Pakistani charges that the Indian Government has been sending troops and weapons to East Pakistan are not borne out by this reporter’s observations. No Indian troops were seen in the East Pakistani units.
Before the political crises began to mount, the Pakistani Army had about 25,000 troops in East Pakistan. Large numbers of reinforcement have been flown over from West Pakistan, which is separated from the Eastern province by over a thousand miles of Indian Territory.
Some estimates put the number of West Pakistani troops in East Pakistan at 60,000 to 80,000, most of them Punjabis and Pathans. The Punjabis in particular have traditionally held the Bengalis in disdain though both are predominantly Moslem.

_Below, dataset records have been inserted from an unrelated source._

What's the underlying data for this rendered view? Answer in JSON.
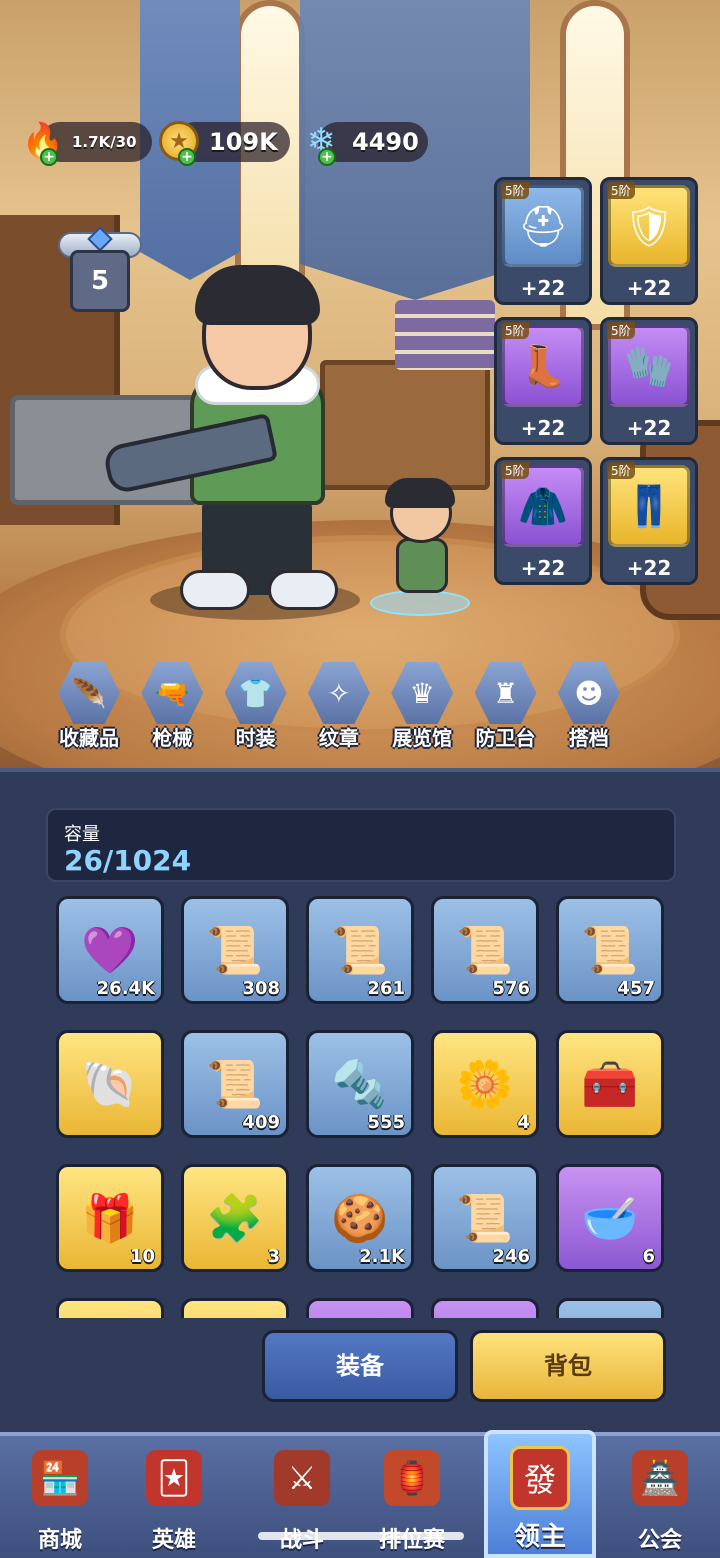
{
  "resources": {
    "stamina": "1.7K/30",
    "gold": "109K",
    "crystal": "4490"
  },
  "lord_level": "5",
  "equipment": [
    {
      "tier": "5阶",
      "level": "+22",
      "color": "blue",
      "icon": "helmet-icon"
    },
    {
      "tier": "5阶",
      "level": "+22",
      "color": "gold",
      "icon": "armor-icon"
    },
    {
      "tier": "5阶",
      "level": "+22",
      "color": "purple",
      "icon": "boots-icon"
    },
    {
      "tier": "5阶",
      "level": "+22",
      "color": "purple",
      "icon": "gauntlet-icon"
    },
    {
      "tier": "5阶",
      "level": "+22",
      "color": "purple",
      "icon": "cloak-icon"
    },
    {
      "tier": "5阶",
      "level": "+22",
      "color": "gold",
      "icon": "leg-armor-icon"
    }
  ],
  "categories": [
    "收藏品",
    "枪械",
    "时装",
    "纹章",
    "展览馆",
    "防卫台",
    "搭档"
  ],
  "capacity": {
    "label": "容量",
    "value": "26/1024"
  },
  "inventory": [
    {
      "color": "blue",
      "icon": "purple-slime-icon",
      "count": "26.4K"
    },
    {
      "color": "blue",
      "icon": "scroll-pants-icon",
      "count": "308"
    },
    {
      "color": "blue",
      "icon": "scroll-glove-icon",
      "count": "261"
    },
    {
      "color": "blue",
      "icon": "scroll-armor-icon",
      "count": "576"
    },
    {
      "color": "blue",
      "icon": "scroll-cloak-icon",
      "count": "457"
    },
    {
      "color": "gold",
      "icon": "pearl-shell-icon",
      "count": ""
    },
    {
      "color": "blue",
      "icon": "scroll-boots-icon",
      "count": "409"
    },
    {
      "color": "blue",
      "icon": "bolt-nut-icon",
      "count": "555"
    },
    {
      "color": "gold",
      "icon": "flower-icon",
      "count": "4"
    },
    {
      "color": "gold",
      "icon": "iron-chest-icon",
      "count": ""
    },
    {
      "color": "gold",
      "icon": "golden-chest-icon",
      "count": "10"
    },
    {
      "color": "gold",
      "icon": "puzzle-piece-icon",
      "count": "3"
    },
    {
      "color": "blue",
      "icon": "cat-cookie-icon",
      "count": "2.1K"
    },
    {
      "color": "blue",
      "icon": "scroll-helmet-icon",
      "count": "246"
    },
    {
      "color": "purple",
      "icon": "potion-bowl-icon",
      "count": "6"
    },
    {
      "color": "gold",
      "icon": "item-icon",
      "count": ""
    },
    {
      "color": "gold",
      "icon": "item-icon",
      "count": ""
    },
    {
      "color": "purple",
      "icon": "item-icon",
      "count": ""
    },
    {
      "color": "purple",
      "icon": "item-icon",
      "count": ""
    },
    {
      "color": "blue",
      "icon": "item-icon",
      "count": ""
    }
  ],
  "actions": {
    "equip": "装备",
    "bag": "背包"
  },
  "nav": [
    "商城",
    "英雄",
    "战斗",
    "排位赛",
    "领主",
    "公会"
  ],
  "nav_active": "领主"
}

The Bengalis are bitter about the failure of the United States to take a strong stand against the Pakistani Government; most of the leaders of the independence movement are pro-Western and were hoping for support from Washington. They are even more bitter about the American weapons being used against them.

‘We Were Expecting Help’
“Do you know, they arc using your planes, your rockets, your tanks, to kin us?” a Bengali soldier, his voice tense and his eyes narrowed, asked the American correspondent. “We were expecting help, not this.” Similar remarks were made repeatedly by others.
The Bengalis are not so surprised by the Chinese weapons the army is using because they apparently expected Peking to support the Government. Some Bengali officers, contending that the army offensive was worked out in advance with the Chinese, insist that the army would never have embarked on such a venture without assurances of full support from Peking.
Even before the offensive, the Bengalis wondered why the Western powers and others did not support their cause. Now their disillusionment is complete.
“This is genocide, and people are just standing by and looking,” a Bengali student remarked. “Nobody has spoken out. Has the world no conscience?”
The bitterness does not include India, which has condemned the Pakistani military action and is trying to persuade other governments to put pressure on Pakistan to stop the killing.
Indian civilians and officials in border areas are providing assistance to refugees and others, but this correspondent saw no arms being transported across the border-as the Pakistani Government has charged and New Delhi has repeatedly denied.